… so you can safely enjoy more of the sunshine vitamin
Good news for vitamin D fans! Health Canada has recently increased the maximum dose allowed for non-prescription oral vitamin D supplements to 2,500 IU per day for adults. The change comes after calls from consumers and industry professionals to better align with the growing body of research. This dosage is higher than Health Canada’s recommended dietary allowance—the required daily dosage to meet the needs of more than 97 percent of the population—which is 600 IU for most adults. (See a full listing of Health Canada’s recommended and maximum daily intake below.)
Welcome to vitamin D 101. Also known as the sunshine vitamin, this fat-soluble, essential vitamin aids in the regulation of calcium and phosphorous in our bodies. Because of this, vitamin D plays a very important role in building and maintaining our bones and teeth.
Compared to the other vitamins that are essential for good health, vitamin D is an outlier because it comes from multiple sources. It can be naturally found in a few foods—egg yolks and fatty fish—is added to fortified dairy products like milk, and can be consumed via supplements. However, the body also makes the vitamin when exposed to sunlight—hence the nickname.

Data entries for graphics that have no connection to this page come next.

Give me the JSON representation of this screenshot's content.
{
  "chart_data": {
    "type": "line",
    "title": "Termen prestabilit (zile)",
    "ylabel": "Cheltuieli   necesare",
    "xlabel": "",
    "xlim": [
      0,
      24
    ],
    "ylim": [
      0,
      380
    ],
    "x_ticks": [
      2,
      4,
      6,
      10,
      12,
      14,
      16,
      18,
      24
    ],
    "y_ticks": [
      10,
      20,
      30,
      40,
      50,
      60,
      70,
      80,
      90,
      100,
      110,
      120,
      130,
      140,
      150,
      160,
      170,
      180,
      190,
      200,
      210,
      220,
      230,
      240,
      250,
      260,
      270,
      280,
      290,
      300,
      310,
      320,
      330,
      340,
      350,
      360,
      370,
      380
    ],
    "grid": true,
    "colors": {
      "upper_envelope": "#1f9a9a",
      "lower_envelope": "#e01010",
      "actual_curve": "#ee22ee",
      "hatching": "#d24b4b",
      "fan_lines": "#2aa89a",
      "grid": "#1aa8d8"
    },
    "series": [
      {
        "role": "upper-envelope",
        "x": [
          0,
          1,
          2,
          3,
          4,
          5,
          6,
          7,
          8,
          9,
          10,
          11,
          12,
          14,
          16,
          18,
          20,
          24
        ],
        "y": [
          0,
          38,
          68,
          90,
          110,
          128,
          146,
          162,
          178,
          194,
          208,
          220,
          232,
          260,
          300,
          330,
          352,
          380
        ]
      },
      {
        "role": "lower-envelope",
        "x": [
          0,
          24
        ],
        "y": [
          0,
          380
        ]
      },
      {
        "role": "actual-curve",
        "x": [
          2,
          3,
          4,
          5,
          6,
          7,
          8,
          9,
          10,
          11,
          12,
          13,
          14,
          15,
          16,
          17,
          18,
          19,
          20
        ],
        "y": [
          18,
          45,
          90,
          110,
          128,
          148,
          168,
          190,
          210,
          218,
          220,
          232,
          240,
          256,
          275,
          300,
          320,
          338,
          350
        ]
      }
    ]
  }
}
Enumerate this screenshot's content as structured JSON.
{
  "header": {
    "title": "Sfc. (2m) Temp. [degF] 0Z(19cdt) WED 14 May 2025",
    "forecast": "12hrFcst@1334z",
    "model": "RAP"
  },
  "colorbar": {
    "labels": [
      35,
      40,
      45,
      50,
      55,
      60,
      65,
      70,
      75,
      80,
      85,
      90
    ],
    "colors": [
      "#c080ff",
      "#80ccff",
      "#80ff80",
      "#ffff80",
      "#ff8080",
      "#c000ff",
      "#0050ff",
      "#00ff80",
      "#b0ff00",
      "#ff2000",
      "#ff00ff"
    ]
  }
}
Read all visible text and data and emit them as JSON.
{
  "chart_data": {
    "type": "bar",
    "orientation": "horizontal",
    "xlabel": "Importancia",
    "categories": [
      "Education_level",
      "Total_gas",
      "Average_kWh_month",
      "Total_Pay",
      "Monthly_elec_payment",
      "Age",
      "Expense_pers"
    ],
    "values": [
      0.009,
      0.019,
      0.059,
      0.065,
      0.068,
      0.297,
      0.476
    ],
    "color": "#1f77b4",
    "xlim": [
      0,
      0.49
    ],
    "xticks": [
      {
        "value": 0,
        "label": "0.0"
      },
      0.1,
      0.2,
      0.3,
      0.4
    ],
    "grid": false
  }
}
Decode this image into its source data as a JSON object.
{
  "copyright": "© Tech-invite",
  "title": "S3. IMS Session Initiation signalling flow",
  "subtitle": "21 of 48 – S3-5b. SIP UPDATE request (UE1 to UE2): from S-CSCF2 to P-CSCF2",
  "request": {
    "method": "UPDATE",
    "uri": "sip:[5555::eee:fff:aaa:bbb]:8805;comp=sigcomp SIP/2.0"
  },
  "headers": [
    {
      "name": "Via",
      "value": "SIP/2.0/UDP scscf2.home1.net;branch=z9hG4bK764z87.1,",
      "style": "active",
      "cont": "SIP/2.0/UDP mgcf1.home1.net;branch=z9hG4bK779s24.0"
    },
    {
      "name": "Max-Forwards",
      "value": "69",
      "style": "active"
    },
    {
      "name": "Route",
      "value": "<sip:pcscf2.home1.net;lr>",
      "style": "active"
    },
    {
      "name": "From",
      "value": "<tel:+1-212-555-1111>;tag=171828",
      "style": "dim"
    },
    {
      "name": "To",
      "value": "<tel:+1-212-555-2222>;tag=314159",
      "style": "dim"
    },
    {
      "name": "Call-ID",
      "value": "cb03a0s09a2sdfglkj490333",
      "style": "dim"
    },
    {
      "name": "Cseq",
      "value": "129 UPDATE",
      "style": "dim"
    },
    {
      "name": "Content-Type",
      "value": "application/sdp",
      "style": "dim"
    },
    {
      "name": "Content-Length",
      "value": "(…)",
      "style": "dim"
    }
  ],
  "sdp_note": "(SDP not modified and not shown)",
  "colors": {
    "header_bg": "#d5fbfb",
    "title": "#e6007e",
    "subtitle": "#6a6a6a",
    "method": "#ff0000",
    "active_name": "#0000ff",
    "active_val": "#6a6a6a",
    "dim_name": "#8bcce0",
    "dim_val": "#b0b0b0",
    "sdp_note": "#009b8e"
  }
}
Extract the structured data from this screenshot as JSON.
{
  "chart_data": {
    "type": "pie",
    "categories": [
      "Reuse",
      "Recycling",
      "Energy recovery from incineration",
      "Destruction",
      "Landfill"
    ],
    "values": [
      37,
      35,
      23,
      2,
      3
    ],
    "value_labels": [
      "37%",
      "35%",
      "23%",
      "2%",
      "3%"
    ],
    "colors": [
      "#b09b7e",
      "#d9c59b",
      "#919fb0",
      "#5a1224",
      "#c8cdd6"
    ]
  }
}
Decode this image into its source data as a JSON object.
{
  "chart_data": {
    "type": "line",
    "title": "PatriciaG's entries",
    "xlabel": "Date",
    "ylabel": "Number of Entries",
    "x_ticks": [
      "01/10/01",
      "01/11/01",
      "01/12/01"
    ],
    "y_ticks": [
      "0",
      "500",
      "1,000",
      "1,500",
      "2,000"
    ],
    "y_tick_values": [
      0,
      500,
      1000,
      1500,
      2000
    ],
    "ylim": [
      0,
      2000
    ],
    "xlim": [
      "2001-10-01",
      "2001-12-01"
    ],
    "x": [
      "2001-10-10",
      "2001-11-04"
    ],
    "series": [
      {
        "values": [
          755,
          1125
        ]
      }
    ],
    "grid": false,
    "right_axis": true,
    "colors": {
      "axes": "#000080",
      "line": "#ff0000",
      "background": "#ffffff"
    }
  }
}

Both vitamin D2, which is generally human-made and added in fortified foods, and D3, which is naturally synthesized in the skin and can be consumed through animal-based foods—are available in supplement form.
Many people don’t receive enough vitamin D from sunlight or dietary sources and may need to supplement. Season, weather, time of day, skin pigmentation, age, time spent outside, and wearing sunscreen (though a smart skincare decision) are all factors that affect, and can inhibit, the amount of vitamin D you receive.
Without the proper amount of vitamin D, the body absorbs less than 15 percent of the dietary calcium consumed, as opposed to 30 to 40 percent with adequate amounts. In addition, low vitamin D levels can lead to decreased levels of blood phosphorous and calcium, causing calcium to be drawn from the bones.
As such, vitamin D deficiency has been associated with several bone-related health risks, including rickets—a bone disease leading to soft bones and skeletal deformities—as well as osteomalacia (bone softening) in children, and osteoporosis (fragile bones) in adults.
More recently, several other health problems have been associated with vitamin D deficiency, including muscle weakness and bone pain, cognitive impairment as you age, cancer, increased risk of death due to cardiovascular disease, and asthma in children.
If you’re not getting enough of the sunshine vitamin from food or sunlight, supplements are a great way to give you a boost. There are a variety of vitamin D supplements readily available, including tablets, soft-gels, liquid drops, and even gummies. For kids, there are children-specific capsules, tailored to the proper dose and for easy consumption, so the whole family can soak up the sunshine—even when you’re stuck indoors.
|Age||Recommended dietary allowance (RDA) per day||Tolerable upper intake level (UL) per day|
|Infants 0-6 months||400 IU (adequate intake)||1,000 IU|
|Infants 7-12 months||400 IU (adequate intake)||1,500 IU|
|Children 1-3 years||600 IU||2,500 IU|
|Children 4-8 years||600 IU||3,000 IU|
|Children and adults 9-70 years||600 IU||4,000 IU|
|Adults > 70 years||800 IU||4,000 IU|
|Pregnancy & lactation||600 IU||4,000 IU|
It’s important to note that consuming more than Health Canada’s recommended dietary allowance has not shown any additional benefits. Rather, exceeding the maximum recommended dosage can result in unfavorable or harmful side effects. Check with your health care practitioner to determine what’s ideal for you.